Die Experten aus beiden deutschen Staaten - unter ihnen der Werkstoffexperte des Atomkraftwerks Greifswald - betonten, vor jeder „weiteren Diskussion und Prüfung“ etwa von Rekonstruktionsmaßnahmen müsse abgeschaltet werden, weil von dem Atomkraftwerk eine „nicht akzeptierbare Gefährdung“ ausgehe. Das niederschmetternde Ergebnis der Untersuchung bezieht sich vor allem auf den Zustand der strahlengeschädigten Reaktordruckbehälter, die völlig veraltete Meß-, Regel- und Steuertechnik sowie die mangelnden Sicherheitssysteme.

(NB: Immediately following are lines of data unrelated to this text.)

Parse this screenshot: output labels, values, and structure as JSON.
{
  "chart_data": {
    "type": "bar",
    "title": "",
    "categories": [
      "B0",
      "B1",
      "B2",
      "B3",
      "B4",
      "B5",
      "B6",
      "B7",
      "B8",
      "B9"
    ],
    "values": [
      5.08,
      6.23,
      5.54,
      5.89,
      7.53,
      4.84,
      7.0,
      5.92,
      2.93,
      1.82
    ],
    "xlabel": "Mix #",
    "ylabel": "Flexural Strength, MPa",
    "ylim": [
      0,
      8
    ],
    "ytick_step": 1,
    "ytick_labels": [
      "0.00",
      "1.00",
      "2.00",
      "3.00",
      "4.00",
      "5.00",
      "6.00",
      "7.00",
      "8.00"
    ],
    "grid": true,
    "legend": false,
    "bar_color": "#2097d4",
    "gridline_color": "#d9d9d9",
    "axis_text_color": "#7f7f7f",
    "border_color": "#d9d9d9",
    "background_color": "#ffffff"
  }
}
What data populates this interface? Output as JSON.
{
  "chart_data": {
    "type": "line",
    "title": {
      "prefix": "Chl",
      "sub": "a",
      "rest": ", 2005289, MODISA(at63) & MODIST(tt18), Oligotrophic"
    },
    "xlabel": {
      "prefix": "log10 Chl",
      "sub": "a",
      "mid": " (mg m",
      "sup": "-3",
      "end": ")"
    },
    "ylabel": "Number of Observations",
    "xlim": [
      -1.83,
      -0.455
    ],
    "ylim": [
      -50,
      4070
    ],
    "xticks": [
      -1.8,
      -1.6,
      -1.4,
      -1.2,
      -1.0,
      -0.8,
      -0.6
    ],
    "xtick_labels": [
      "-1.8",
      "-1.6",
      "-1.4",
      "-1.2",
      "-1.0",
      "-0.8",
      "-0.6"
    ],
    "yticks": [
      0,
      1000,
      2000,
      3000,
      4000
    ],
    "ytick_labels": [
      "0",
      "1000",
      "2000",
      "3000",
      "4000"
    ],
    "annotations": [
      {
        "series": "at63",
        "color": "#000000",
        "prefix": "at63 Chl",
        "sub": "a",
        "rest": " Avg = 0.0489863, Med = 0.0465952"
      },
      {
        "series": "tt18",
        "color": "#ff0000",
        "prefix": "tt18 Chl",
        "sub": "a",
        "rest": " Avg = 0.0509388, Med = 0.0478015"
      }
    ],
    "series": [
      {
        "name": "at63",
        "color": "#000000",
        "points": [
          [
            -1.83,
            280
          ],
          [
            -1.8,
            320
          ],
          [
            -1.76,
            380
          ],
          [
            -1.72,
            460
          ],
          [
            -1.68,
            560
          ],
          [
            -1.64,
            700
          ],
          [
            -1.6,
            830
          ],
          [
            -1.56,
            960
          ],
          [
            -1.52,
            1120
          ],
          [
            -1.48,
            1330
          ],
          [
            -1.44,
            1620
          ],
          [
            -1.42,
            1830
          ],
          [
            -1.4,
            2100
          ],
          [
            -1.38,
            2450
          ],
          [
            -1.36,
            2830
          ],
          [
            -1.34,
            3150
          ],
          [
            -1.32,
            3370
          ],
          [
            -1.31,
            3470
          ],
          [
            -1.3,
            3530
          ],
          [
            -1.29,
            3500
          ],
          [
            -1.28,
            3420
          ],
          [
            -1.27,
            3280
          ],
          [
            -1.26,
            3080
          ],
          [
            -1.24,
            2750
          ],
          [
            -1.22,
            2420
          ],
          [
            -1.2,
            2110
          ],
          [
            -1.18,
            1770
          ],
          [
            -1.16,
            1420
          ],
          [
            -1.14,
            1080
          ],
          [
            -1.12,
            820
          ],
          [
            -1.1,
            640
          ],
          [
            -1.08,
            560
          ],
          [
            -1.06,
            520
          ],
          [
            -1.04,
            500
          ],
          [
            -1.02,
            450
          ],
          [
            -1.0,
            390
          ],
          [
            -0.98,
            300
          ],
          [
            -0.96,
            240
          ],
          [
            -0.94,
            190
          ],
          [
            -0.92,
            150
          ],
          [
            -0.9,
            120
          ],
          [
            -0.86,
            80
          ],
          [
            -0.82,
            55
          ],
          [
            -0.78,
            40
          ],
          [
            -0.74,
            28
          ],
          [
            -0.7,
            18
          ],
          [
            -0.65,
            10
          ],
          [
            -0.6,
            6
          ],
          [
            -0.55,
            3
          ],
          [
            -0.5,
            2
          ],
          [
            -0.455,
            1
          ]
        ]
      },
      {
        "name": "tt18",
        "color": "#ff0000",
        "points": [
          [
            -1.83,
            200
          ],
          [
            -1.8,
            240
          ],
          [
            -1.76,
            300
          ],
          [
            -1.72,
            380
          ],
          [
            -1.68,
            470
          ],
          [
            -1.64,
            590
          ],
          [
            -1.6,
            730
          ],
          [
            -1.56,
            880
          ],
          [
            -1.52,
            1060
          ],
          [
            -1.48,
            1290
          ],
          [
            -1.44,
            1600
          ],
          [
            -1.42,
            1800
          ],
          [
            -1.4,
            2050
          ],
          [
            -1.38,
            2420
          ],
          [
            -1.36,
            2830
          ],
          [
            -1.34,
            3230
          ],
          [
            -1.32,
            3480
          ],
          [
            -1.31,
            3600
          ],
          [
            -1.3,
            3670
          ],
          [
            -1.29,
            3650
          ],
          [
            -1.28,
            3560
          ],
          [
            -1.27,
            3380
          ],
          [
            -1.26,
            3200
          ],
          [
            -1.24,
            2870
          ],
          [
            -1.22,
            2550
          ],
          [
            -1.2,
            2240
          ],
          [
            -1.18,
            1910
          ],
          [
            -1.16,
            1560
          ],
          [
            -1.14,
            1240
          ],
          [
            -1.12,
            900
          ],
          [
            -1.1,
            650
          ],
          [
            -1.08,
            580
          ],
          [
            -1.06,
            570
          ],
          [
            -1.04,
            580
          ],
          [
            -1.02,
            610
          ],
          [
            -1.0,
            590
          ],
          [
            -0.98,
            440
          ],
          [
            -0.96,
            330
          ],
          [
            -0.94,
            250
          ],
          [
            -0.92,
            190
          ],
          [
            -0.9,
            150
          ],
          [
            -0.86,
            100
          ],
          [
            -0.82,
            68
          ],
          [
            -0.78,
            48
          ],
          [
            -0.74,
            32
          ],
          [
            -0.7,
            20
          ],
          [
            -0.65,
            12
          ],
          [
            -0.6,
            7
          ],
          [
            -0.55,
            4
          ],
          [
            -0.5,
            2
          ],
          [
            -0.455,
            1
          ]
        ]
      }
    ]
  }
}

Das Gutachten belegt mit zahlreichen Zitaten aus Ministerratsbeschlüssen und Berichten der zuständigen staatlichen Kontrollbehörden, daß der marode Zustand der Anlage der Staats- und Parteiführung spätestens seit 1986 bekannt gewesen ist. Außerdem hatten die Verantwortlichen Kenntnis vom schlampigen Umgang der Bedienungsmannschaften mit der An lage.

Die Experten klagten, daß ihnen auch nach der Wende nicht eine einzige Seite der von ihnen verwendeten Unterlagen freiwillig überlassen worden sei. Stattdessen habe man sich verschlungener Pfade bedienen müssen. Eine von dem Bonner Reaktorminister Klaus Töpfer und Ex-Schwerindustrieminister Kurt Singhuber beauftragte Expertenkommission will im Sommer einen zweiten Zwischenbericht über das AKW vorlegen. Bis dahin sollen die Blöcke I und IV weiter in Betrieb bleiben.